Sarah pulled the blanket tighter around her shoulders and took another sip of beer while she thought this through. It had crossed her mind that there might have been a romantic attachment in that trio, but she’d thought it was more likely that it had been between Mirren and Zander. No offence to Davie, but teenagers were shallow. And while Davie was a good-looking guy, Zander Leith had always had the aesthetics that made millions of women all over the world put him at the top of their shag list. In a direct competition between the teenage Zander and the teenage Davie, Sarah had no doubt that Zander would be the one getting off with girls outside their local disco.
She had to ask: ‘Mirren and Zander never had a thing?’
Davie, over on the other lounger, staring towards the lights of Marina del Rey, Santa Monica and Malibu, shook his head.
‘Nope. They had a different vibe. More of a brother-sister thing.’
‘Why do you think that was?’
Sarah watched his reaction. Over the years she’d interviewed hundreds of people – victims, bereaved, criminals, lawyers, witnesses – and the one thing that was true of them all was that sometimes the truth was not
in what they said but in how they reacted. Now she saw the classic signs of stress, concealment and fabrication in Davie. A flinch. A glance to the lower right. The nervous jerk of fingers running through hair. The pause. Then looking her straight in the eye. OK, so she was going to get a version of the truth. Not the whole truth, not a lie, somewhere in between.

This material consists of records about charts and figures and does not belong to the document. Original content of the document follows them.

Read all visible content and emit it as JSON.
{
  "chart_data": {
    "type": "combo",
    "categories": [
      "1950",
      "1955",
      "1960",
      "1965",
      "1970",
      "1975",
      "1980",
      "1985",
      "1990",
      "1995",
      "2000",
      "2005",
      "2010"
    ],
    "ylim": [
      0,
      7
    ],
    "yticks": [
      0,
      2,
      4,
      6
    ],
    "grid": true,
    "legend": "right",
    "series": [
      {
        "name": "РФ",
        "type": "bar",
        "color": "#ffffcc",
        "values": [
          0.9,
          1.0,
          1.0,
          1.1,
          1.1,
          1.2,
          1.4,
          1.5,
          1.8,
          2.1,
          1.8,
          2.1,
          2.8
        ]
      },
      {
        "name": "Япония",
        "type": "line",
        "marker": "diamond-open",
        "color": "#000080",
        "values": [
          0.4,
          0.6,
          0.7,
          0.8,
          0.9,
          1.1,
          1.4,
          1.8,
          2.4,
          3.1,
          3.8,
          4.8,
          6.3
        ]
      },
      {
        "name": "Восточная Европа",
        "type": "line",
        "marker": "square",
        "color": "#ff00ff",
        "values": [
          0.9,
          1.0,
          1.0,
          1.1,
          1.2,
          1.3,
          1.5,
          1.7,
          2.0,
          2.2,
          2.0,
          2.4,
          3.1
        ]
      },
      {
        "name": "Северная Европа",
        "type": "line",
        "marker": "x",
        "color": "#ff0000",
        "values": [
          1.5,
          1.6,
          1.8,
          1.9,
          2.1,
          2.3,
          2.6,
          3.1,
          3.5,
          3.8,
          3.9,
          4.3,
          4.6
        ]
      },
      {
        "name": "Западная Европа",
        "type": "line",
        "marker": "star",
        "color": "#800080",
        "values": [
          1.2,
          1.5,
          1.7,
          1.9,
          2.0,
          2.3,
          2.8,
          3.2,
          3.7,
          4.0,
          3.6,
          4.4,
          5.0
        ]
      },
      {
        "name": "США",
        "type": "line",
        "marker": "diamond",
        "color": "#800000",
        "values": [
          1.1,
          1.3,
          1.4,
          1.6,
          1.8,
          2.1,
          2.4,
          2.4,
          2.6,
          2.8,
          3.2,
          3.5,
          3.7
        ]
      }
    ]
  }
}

‘I suppose it’s because they related to each other. Neither had a particularly settled home life. They both had challenges. Maybe similar ones. They were close. Really close. But Mirren and I were the couple.’
‘Did Zander mind that? She was gorgeous, wasn’t she?’
Davie smiled, and Sarah saw the nostalgia and sadness in his face.
‘So beautiful. I don’t know if you’ve seen the pictures of her daughter, Chloe . . . ?’
Sarah nodded. ‘Yeah.’
‘Well, Mirren looked exactly like that. I couldn’t believe she chose me. I was nothing compared to her. Yet she was my first, and she chose me to be hers. And no, Zander didn’t mind. He was our mate, and relationships weren’t his thing. He was more of a loner. Deep.’
That jolted a question about what he’d told her.
‘You said that they both had challenges. What did you mean?’
Davie shrugged, and Sarah saw the reflex clench of his jaw, slight purse of his lips. He couldn’t say. Wouldn’t say.
OK, so there was the line. It was no surprise when he answered, ‘You’ll have to ask them that, I guess.’
‘I tried. Neither of them will see me.’
That didn’t seem to come as a surprise to him.
‘It was a long time ago. Not everyone wants to go back to the past. Look at the lives we have now. Zander’s a star; Mirren is brilliant; I’m on a yacht with a super-hot chick . . .’
The charm was lowered from cheese level thanks to the tongue that Sarah knew was firmly in his cheek.
‘Super hot,’ she agreed, grinning. It was a much-needed relief of the tension. Set the comfort level back to bearable for him. Probe a little deeper now. Easy. Gentle. Don’t scare him off.